Following the provincial government’s August 30 announcement about its plans to end 21 commercial contracts with a number of health authorities, HEU has been working to ensure a seamless transition that will see more than 4,000 workers brought back under the direct employment by health authorities from their current private contract employers within the next year.

Two-hundred-thirty-five workers at six sites—Saanich Peninsula Hospital, Queen Alexandra Centre for Children’s Health, Glengarry Hospital, Aberdeen Hospital, Gorge Road Hospital, and Priory Hospital—are among the first workers to be returned in-house since the government’s announcement.

These sites were among many hospitals and health-authority operated care homes to have housekeeping and food services contracted out to for-profit, multinational corporations when the former BC Liberal government enacted the Health and Social Services Delivery Improvement Act (Bill 29).

“The BC Liberals’ privatization of health care services in the early 2000s devastated the lives of thousands of health care workers,” says Brisard. “And it fragmented our public health care system putting patients and the public at risk, as the pandemic has shown us.”

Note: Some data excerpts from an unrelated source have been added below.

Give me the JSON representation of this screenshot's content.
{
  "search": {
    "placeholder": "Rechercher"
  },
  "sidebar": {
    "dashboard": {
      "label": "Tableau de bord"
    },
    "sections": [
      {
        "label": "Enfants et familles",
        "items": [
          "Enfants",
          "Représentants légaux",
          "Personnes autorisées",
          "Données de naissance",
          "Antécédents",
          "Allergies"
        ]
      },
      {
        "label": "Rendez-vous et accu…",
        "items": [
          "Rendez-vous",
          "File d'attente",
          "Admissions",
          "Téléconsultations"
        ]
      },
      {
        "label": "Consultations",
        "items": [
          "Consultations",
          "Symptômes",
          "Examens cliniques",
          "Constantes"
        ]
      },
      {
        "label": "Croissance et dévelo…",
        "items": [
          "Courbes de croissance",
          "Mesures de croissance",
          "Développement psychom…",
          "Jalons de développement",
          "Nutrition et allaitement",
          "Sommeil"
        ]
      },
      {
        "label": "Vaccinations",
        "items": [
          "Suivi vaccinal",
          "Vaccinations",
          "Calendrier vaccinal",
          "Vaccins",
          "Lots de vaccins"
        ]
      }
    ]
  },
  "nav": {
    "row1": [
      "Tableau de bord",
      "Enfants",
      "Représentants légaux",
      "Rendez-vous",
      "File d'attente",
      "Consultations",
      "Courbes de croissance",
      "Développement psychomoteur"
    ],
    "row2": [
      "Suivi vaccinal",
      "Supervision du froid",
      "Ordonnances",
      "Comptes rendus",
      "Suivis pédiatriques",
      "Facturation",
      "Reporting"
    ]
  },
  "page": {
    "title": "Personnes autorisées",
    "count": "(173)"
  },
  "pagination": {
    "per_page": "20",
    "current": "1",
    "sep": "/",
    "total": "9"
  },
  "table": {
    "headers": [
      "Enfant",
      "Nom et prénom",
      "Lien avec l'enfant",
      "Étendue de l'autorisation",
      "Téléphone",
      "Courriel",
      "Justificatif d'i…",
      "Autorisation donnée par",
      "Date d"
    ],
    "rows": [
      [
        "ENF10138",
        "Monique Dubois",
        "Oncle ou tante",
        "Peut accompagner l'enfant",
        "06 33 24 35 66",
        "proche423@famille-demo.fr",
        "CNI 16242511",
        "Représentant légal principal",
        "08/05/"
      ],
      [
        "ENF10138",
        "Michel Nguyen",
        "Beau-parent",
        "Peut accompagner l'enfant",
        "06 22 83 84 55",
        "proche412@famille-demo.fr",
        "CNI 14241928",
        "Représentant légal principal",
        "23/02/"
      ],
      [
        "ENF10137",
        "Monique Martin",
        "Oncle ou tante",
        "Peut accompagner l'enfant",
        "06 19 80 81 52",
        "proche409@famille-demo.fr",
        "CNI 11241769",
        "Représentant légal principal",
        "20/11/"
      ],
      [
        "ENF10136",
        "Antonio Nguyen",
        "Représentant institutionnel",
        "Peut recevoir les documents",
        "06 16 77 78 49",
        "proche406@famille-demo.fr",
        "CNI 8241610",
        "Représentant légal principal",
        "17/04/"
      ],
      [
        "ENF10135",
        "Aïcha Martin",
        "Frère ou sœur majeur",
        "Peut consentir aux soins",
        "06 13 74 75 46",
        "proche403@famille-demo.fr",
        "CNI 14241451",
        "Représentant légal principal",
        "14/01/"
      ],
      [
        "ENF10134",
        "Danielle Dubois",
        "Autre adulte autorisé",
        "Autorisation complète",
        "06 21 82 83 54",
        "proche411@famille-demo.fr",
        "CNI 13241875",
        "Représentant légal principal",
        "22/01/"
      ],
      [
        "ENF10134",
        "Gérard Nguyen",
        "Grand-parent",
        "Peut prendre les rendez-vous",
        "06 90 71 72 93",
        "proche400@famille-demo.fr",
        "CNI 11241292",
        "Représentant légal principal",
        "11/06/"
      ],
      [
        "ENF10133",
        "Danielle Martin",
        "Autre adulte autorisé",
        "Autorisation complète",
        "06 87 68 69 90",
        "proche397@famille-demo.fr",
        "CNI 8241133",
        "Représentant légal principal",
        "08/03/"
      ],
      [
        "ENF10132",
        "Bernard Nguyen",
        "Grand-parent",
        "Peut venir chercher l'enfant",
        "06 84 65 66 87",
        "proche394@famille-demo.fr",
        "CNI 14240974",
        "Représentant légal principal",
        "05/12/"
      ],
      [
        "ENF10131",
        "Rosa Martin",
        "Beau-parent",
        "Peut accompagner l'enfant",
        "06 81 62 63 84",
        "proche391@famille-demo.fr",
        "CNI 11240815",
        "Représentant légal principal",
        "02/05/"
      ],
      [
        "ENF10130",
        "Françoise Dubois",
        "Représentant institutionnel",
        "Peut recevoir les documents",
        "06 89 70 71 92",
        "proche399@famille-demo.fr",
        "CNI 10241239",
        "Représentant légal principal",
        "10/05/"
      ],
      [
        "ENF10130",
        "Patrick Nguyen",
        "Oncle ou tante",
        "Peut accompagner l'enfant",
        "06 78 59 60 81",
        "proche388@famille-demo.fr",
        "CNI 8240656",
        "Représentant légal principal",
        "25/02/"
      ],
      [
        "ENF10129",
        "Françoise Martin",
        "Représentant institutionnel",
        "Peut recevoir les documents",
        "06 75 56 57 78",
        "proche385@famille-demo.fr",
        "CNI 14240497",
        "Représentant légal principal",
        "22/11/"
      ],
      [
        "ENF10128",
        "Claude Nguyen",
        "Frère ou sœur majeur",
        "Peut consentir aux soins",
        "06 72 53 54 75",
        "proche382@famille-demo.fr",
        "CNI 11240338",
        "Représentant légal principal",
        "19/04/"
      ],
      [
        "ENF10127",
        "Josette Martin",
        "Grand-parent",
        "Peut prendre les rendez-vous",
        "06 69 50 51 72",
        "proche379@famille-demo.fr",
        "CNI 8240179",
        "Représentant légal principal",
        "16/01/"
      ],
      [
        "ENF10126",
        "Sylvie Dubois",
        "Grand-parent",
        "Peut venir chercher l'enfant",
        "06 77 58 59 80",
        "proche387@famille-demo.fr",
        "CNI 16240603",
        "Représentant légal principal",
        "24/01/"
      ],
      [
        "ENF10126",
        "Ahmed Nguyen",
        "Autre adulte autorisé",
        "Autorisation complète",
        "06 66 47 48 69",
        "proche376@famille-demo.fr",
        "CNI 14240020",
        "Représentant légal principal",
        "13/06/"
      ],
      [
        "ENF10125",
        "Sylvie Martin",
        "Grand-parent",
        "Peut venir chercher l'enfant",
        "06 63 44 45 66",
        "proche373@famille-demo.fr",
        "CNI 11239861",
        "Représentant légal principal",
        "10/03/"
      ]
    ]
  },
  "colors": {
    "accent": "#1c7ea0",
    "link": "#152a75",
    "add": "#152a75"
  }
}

The health care workers coming back under health authorities will be covered by the province-wide Facilities collective agreement and will see improved wages and benefits as a result.

Even with the planned repatriation of thousands of workers in the coming year, there are hundreds of privatized workers at public-private partnership (P3) sites whose return back under the health authorities has not been confirmed.

“Our union will continue to push until all privatized housekeepers and food service workers have been repatriated,” says Brisard. “Every single health care worker is critical to quality health care delivery and should be part of a reunited team.”

HEU is B.C.’s largest health union representing more than 50,000 workers in various health occupations and settings, including more than 4,000 contracted hospital support workers currently and previously employed by multinational corporations under contract to Vancouver Coastal Health, Vancouver Island Health, Fraser Health and the Provincial Health Services authorities.